Thursday, May 1, 2008

My view on perspective

Hey, look, everyone--a post about writing! OK, OK... settle down. I'm about to say something important.

It is my opinion that it's impossible to immediately gauge the worth of one's own writing. Which is just a guy-with-a-philosophy-degree's way of saying that you can't see something when you're standing too close to it.

The author stands over a defeated plot hole.

Just like a boxing match looks a lot different to the boxers than it does to the spectators, a story puts the writer square in the middle and forces him or her to lose objectivity. If you're not getting swept along in a story you're writing, you're doing something wrong... because your readers won't get swept along either--a big problem unless you're writing a technical manual. (although, let's face it, technical manuals could use more explosions, chases and intrigue, couldn't they?)

That's why a crucial part of the writing process for me is giving a semi-finished manuscript to people, or several people, to read. They can tell me what works and what doesn't, what is exciting and what isn't, who is believeable and who is cartoonish.

I don't act on every suggestion. But I listen to everything--yes, even the sarcasm--and the manuscript gets better. And more sarcastic. Everyone wins!


Ben Miraski said...

Yeah, so this is a way late comment, but something struck me as I was catching up on my podcasts the other day and this post hits along those lines.

Check out Linday getting arrested over at MobLogic.

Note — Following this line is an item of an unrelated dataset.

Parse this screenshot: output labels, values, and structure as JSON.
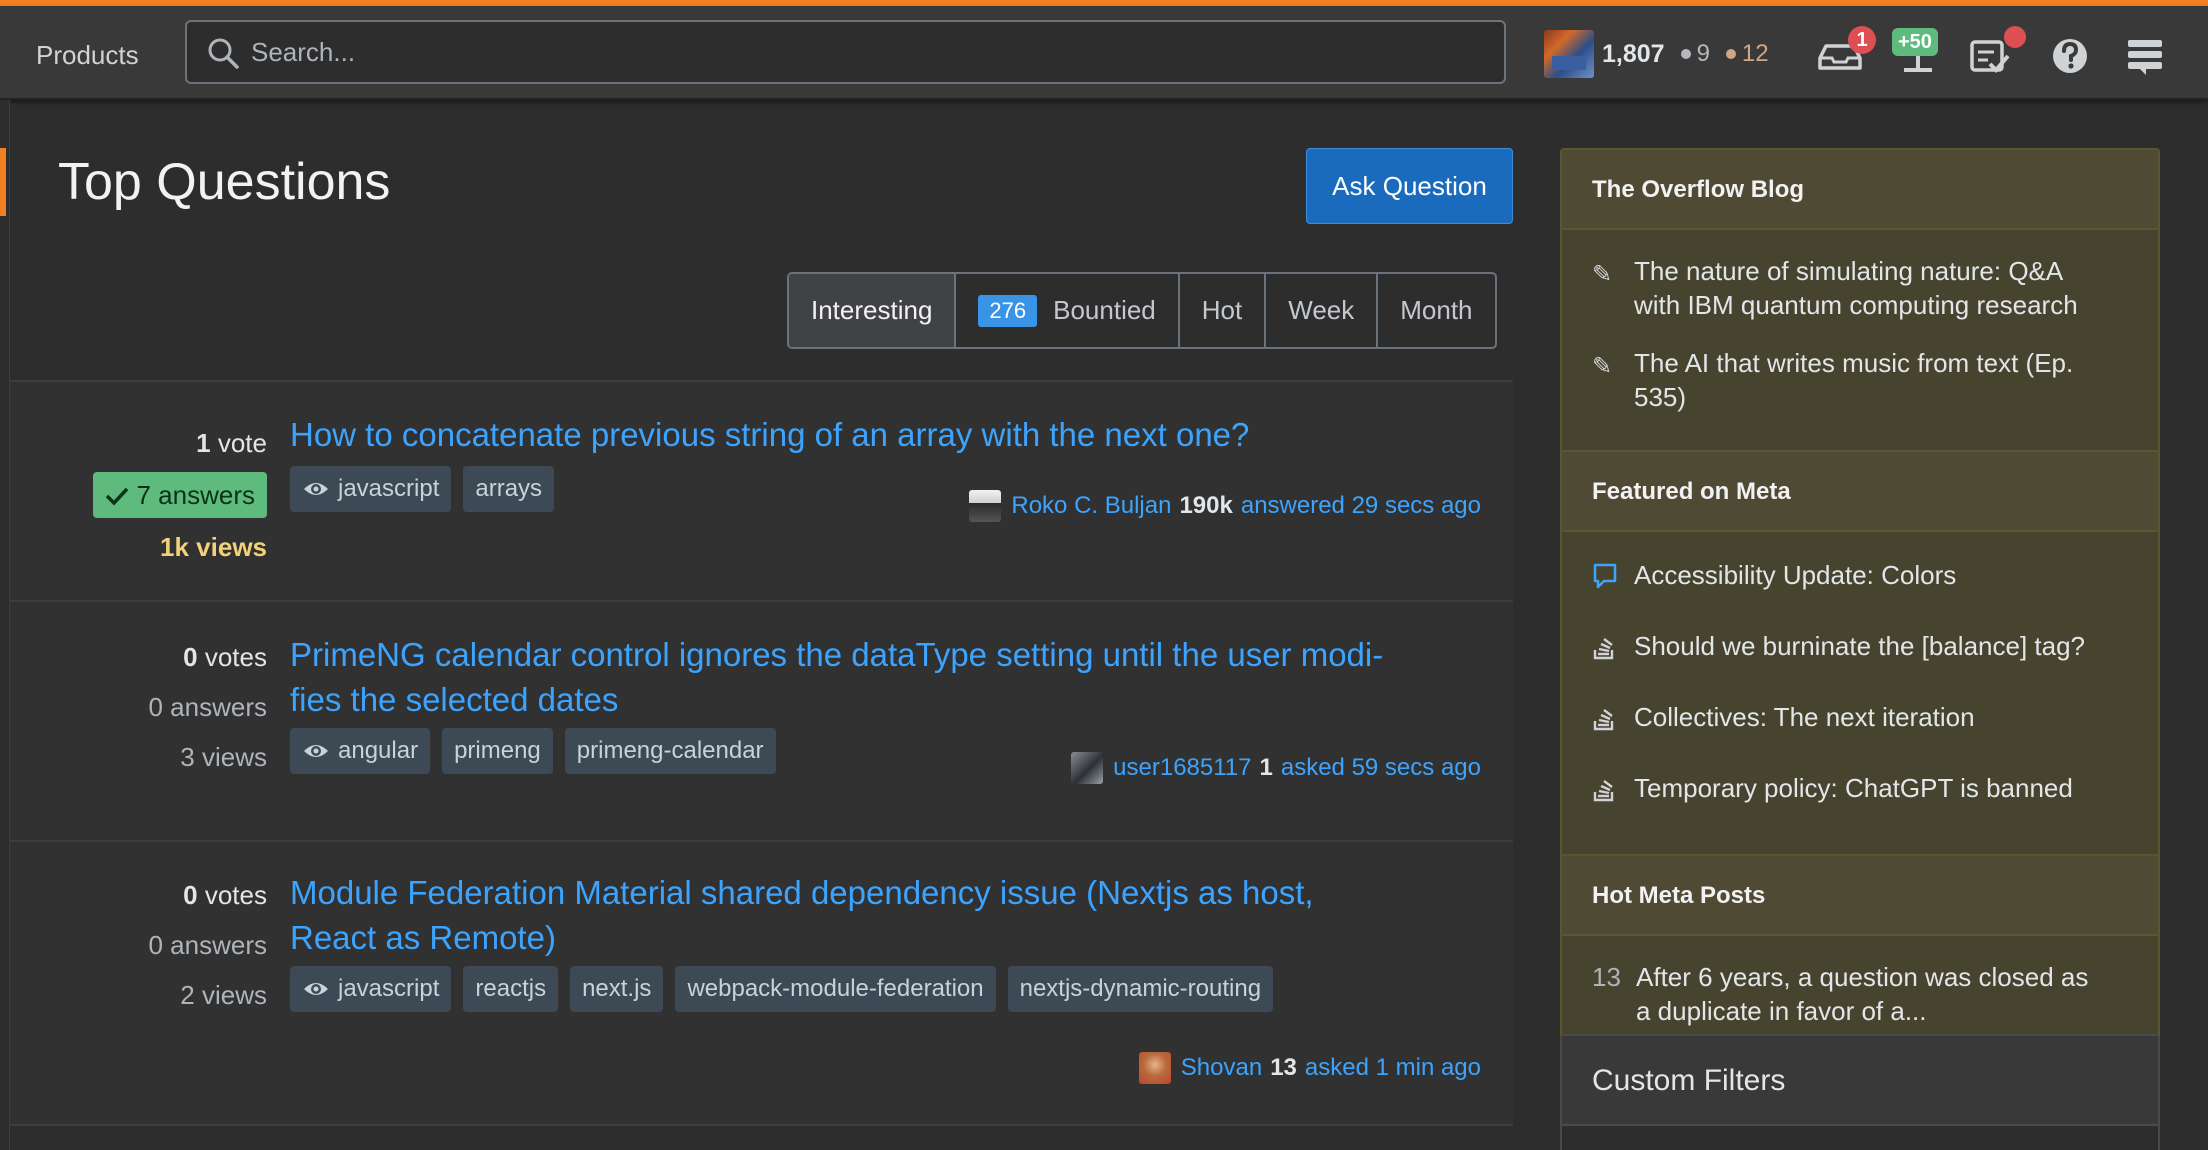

This is the kind of get right in it writing that the world needs. It doesn't make sense to be as passive as things have been in the past.

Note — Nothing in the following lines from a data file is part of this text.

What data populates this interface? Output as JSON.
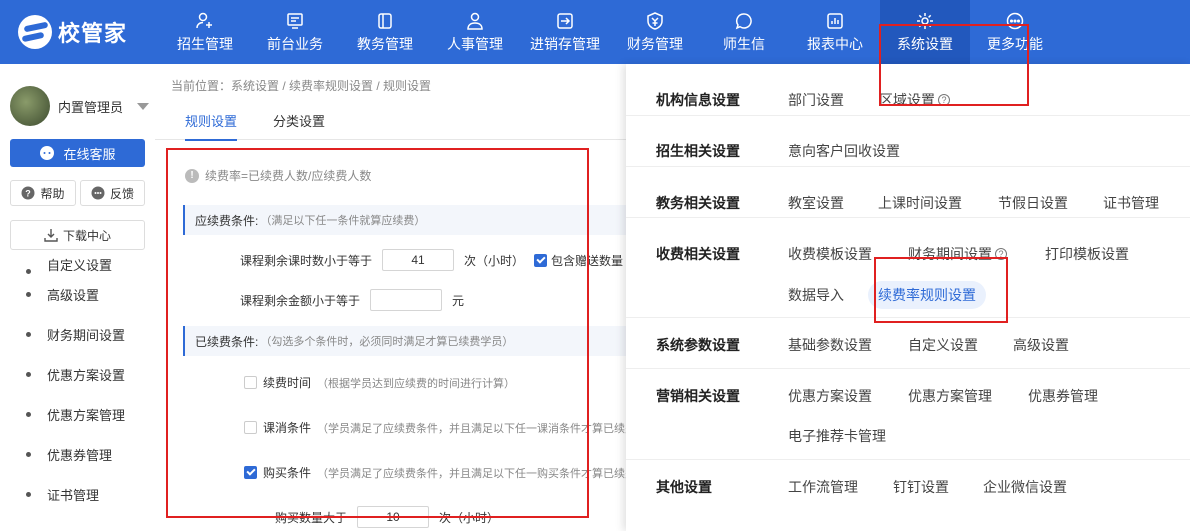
{
  "app": {
    "logo_text": "校管家"
  },
  "nav": {
    "items": [
      {
        "label": "招生管理",
        "icon": "user-plus-icon"
      },
      {
        "label": "前台业务",
        "icon": "monitor-icon"
      },
      {
        "label": "教务管理",
        "icon": "book-icon"
      },
      {
        "label": "人事管理",
        "icon": "person-icon"
      },
      {
        "label": "进销存管理",
        "icon": "enter-box-icon"
      },
      {
        "label": "财务管理",
        "icon": "yuan-shield-icon"
      },
      {
        "label": "师生信",
        "icon": "chat-icon"
      },
      {
        "label": "报表中心",
        "icon": "bar-chart-icon"
      },
      {
        "label": "系统设置",
        "icon": "gear-icon"
      },
      {
        "label": "更多功能",
        "icon": "more-icon"
      }
    ],
    "active": "系统设置"
  },
  "sidebar": {
    "user_name": "内置管理员",
    "online_service": "在线客服",
    "help": "帮助",
    "feedback": "反馈",
    "download_center": "下载中心",
    "items": [
      "自定义设置",
      "高级设置",
      "财务期间设置",
      "优惠方案设置",
      "优惠方案管理",
      "优惠券管理",
      "证书管理"
    ]
  },
  "main": {
    "breadcrumb": "当前位置：系统设置 / 续费率规则设置 / 规则设置",
    "tabs": [
      "规则设置",
      "分类设置"
    ],
    "formula": "续费率=已续费人数/应续费人数",
    "should_renew": {
      "title": "应续费条件:",
      "hint": "（满足以下任一条件就算应续费）",
      "remaining_hours_label": "课程剩余课时数小于等于",
      "remaining_hours_value": "41",
      "remaining_hours_unit": "次（小时）",
      "include_gift_label": "包含赠送数量",
      "remaining_amount_label": "课程剩余金额小于等于",
      "remaining_amount_value": "",
      "remaining_amount_unit": "元"
    },
    "renewed": {
      "title": "已续费条件:",
      "hint": "（勾选多个条件时，必须同时满足才算已续费学员）",
      "time_label": "续费时间",
      "time_hint": "（根据学员达到应续费的时间进行计算）",
      "consume_label": "课消条件",
      "consume_hint": "（学员满足了应续费条件，并且满足以下任一课消条件才算已续费",
      "purchase_label": "购买条件",
      "purchase_hint": "（学员满足了应续费条件，并且满足以下任一购买条件才算已续费",
      "purchase_qty_label": "购买数量大于",
      "purchase_qty_value": "10",
      "purchase_qty_unit": "次（小时）"
    }
  },
  "panel": {
    "groups": [
      {
        "title": "机构信息设置",
        "items": [
          "部门设置",
          "区域设置"
        ]
      },
      {
        "title": "招生相关设置",
        "items": [
          "意向客户回收设置"
        ]
      },
      {
        "title": "教务相关设置",
        "items": [
          "教室设置",
          "上课时间设置",
          "节假日设置",
          "证书管理"
        ]
      },
      {
        "title": "收费相关设置",
        "items": [
          "收费模板设置",
          "财务期间设置",
          "打印模板设置",
          "数据导入",
          "续费率规则设置"
        ]
      },
      {
        "title": "系统参数设置",
        "items": [
          "基础参数设置",
          "自定义设置",
          "高级设置"
        ]
      },
      {
        "title": "营销相关设置",
        "items": [
          "优惠方案设置",
          "优惠方案管理",
          "优惠券管理",
          "电子推荐卡管理"
        ]
      },
      {
        "title": "其他设置",
        "items": [
          "工作流管理",
          "钉钉设置",
          "企业微信设置"
        ]
      }
    ]
  },
  "colors": {
    "primary": "#2e6ad6",
    "annotation": "#e02020"
  }
}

Not that everything should go as far as column/blog-fever, where everything is an opinion. However, you do need to put some perspective in writing these days because we need to add substance to the writing to get someone to read it more than an hour after it happens (or didn't happen in the case of fiction.)

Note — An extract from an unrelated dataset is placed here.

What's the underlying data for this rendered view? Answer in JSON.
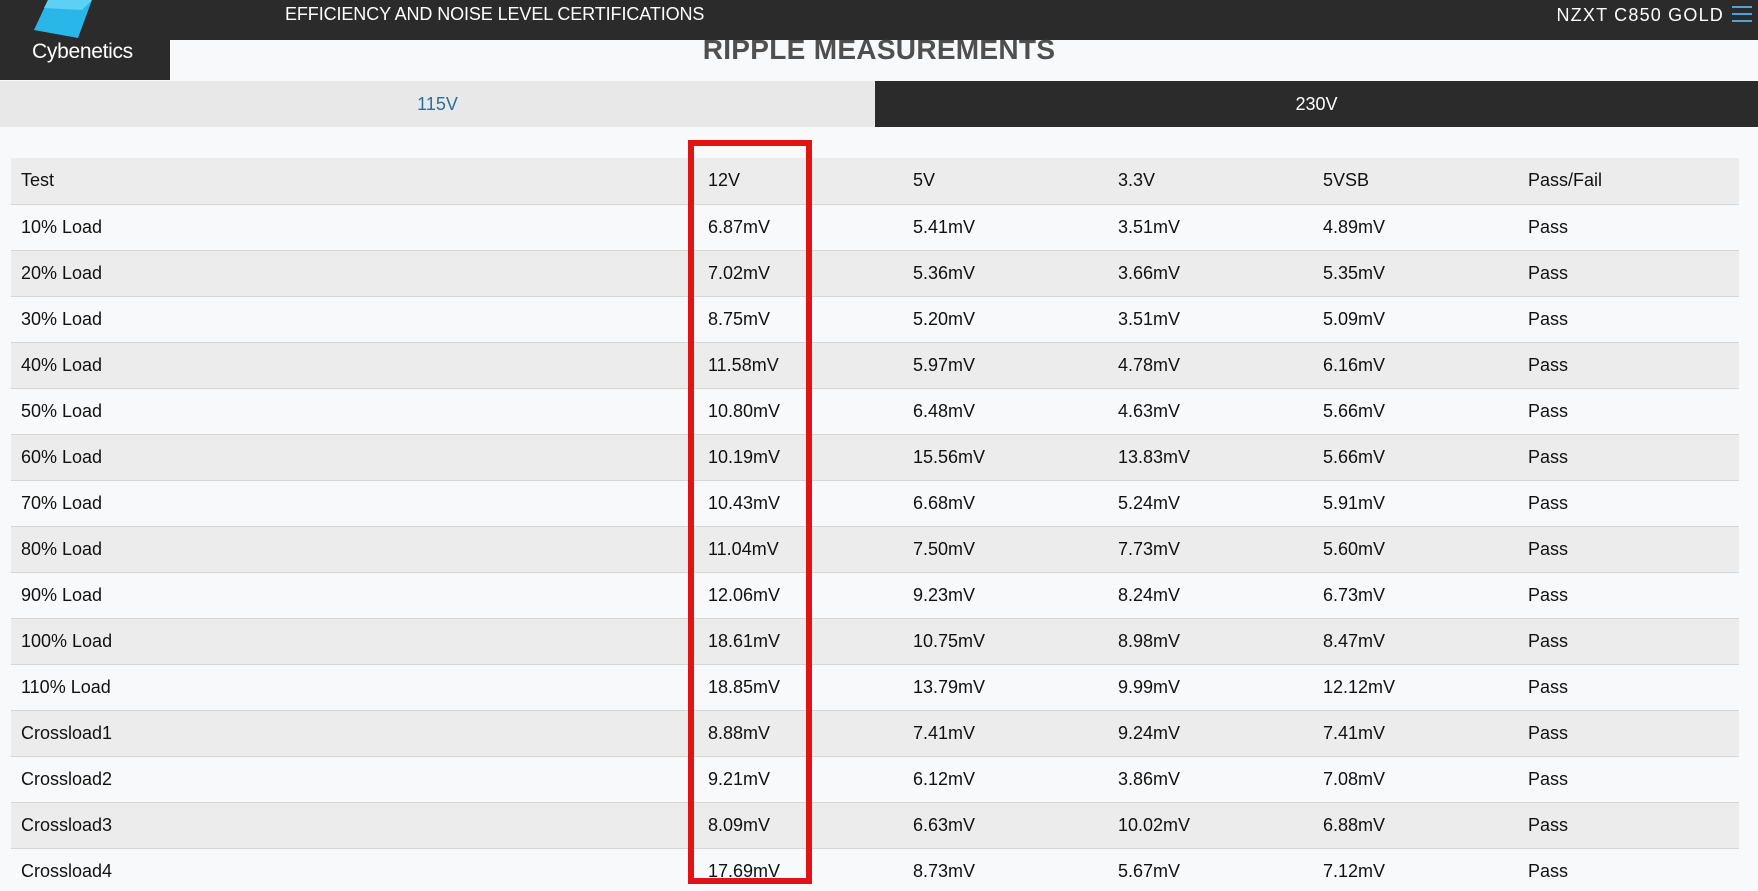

Of course, I could just be some blowhard journalism student who feels like his voice is being constrained by the masses.

Gerry said...

interesting point, ben. my post was about writing fiction.

but I do think some of those lessons apply to journalism as well: stories need to be compelling on a basic level, offering the readers a REASON to read... often by helping them idenitify somehow with the story. that's where perspective comes in.

on the other hand, I strongly believe that we as journalists need to try to remain as objective as possible, for the simple reason that opinion (right or wrong) undermines credibility. yes, rolling up your sleeves and really diving into a story, as lindsay did, is good. but telling readers that the protesters are right... well... I have a much harder time supporting that.